Choirs from four Iowa cities will join voices with singers from as far away as Australia for a special concert in Ames this weekend. All of the singers share one common trait: Parkinson’s disease. Research finds singing may help prolong their lives. Iowa State University Professor Elizabeth Stegemoller assembled the first choir five years ago and will gather about 50 singers from Ames, Des Moines, Pella and Waverly tomorrow (Saturday) afternoon.

“We will rehearse and then we will have dinner together,” Stegemoller says, “and then that evening at 6:30, we provide a concert that’s free and open to the public to attend on all of the music we’ve been working on.” Stegemoller is a professor of kinesiology, the study of the mechanics of body movements. She invited other similar choirs from near and far, all comprised of people with Parkinson’s disease, to take part in the concert.

“They all recorded ‘Sing’ by the Carpenters and downloaded their videos,” Stegemoller says. “We have put together a video with all ten choirs singing the same song and we will sing along with that.” Three of those choirs are in Australia, one is in England, and the rest are strewn across the U-S, in Chicago, Boston, Nashville and Colorado.

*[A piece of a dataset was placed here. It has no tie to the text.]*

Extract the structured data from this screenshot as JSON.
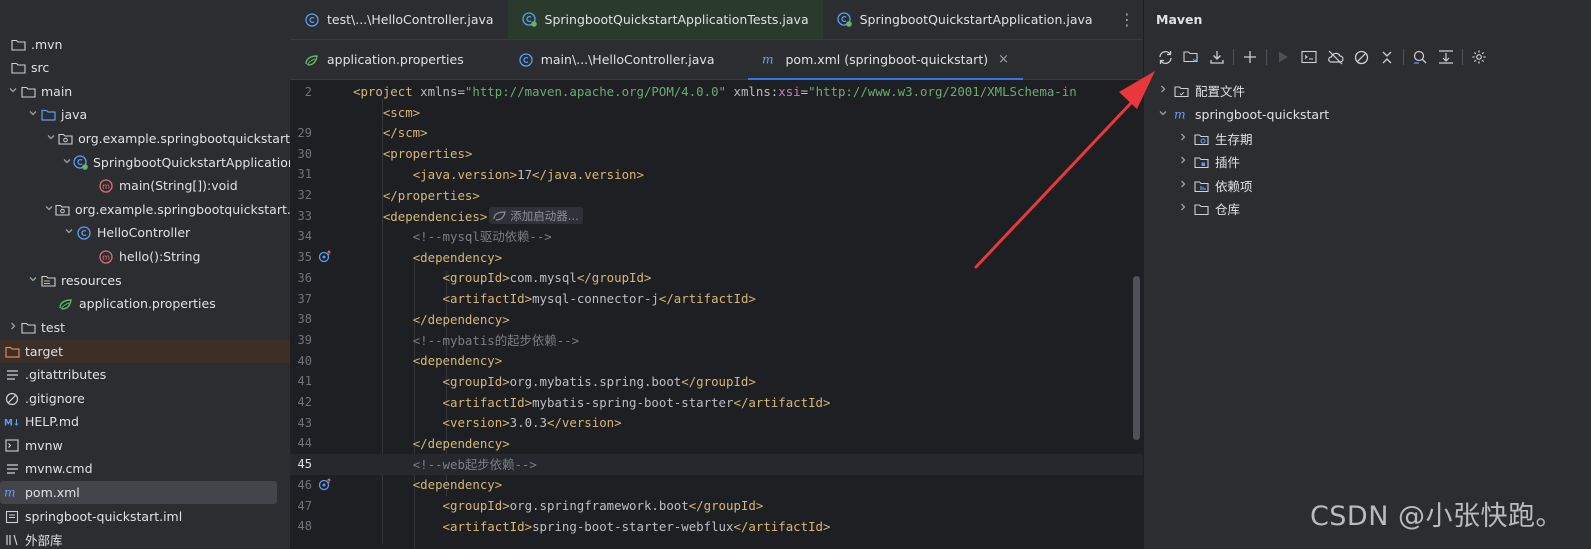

“It’ll be the first time we’ve done this,” Stegemoller says. “Hopefully, it’ll all work out and be really fun for the group to sing not only with other people from Iowa but sing with people from across the country and even around the world that have Parkinson’s disease.” The act of singing uses the same muscles used in swallowing and for respiratory control. Those are two functions complicated by Parkinson’s disease, which can lead to death. Stegemoller’s research finds singing significantly improves this muscle activity. The choirs benefit the singers on multiple levels, not the least of which is extending their lives, but also reducing their stress levels and giving them a sense of community.

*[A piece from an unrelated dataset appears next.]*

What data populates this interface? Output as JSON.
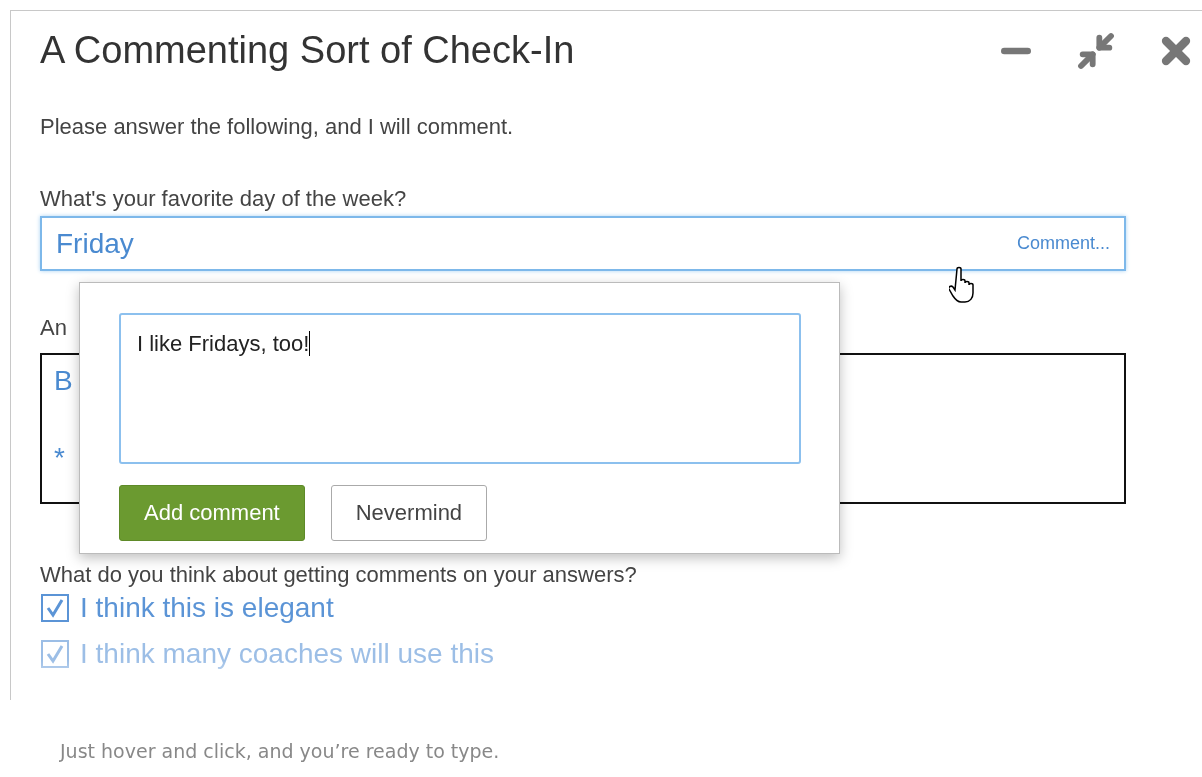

“A lot of times when you go to things about Parkinson’s disease, it can be kind of sad and ‘this is what’s going to happen,’ and that kind of thing,” Stegemoller says. “With our groups, we try to stay positive and uplifting and we’re doing something to make it better. Plus, they’re doing it together.” Stegemoller is working with several more choirs remotely, including in Storm Lake, Rockwell City and Keosauqua. The free concert is Saturday at 6:30 P-M at the First Baptist Church of Ames.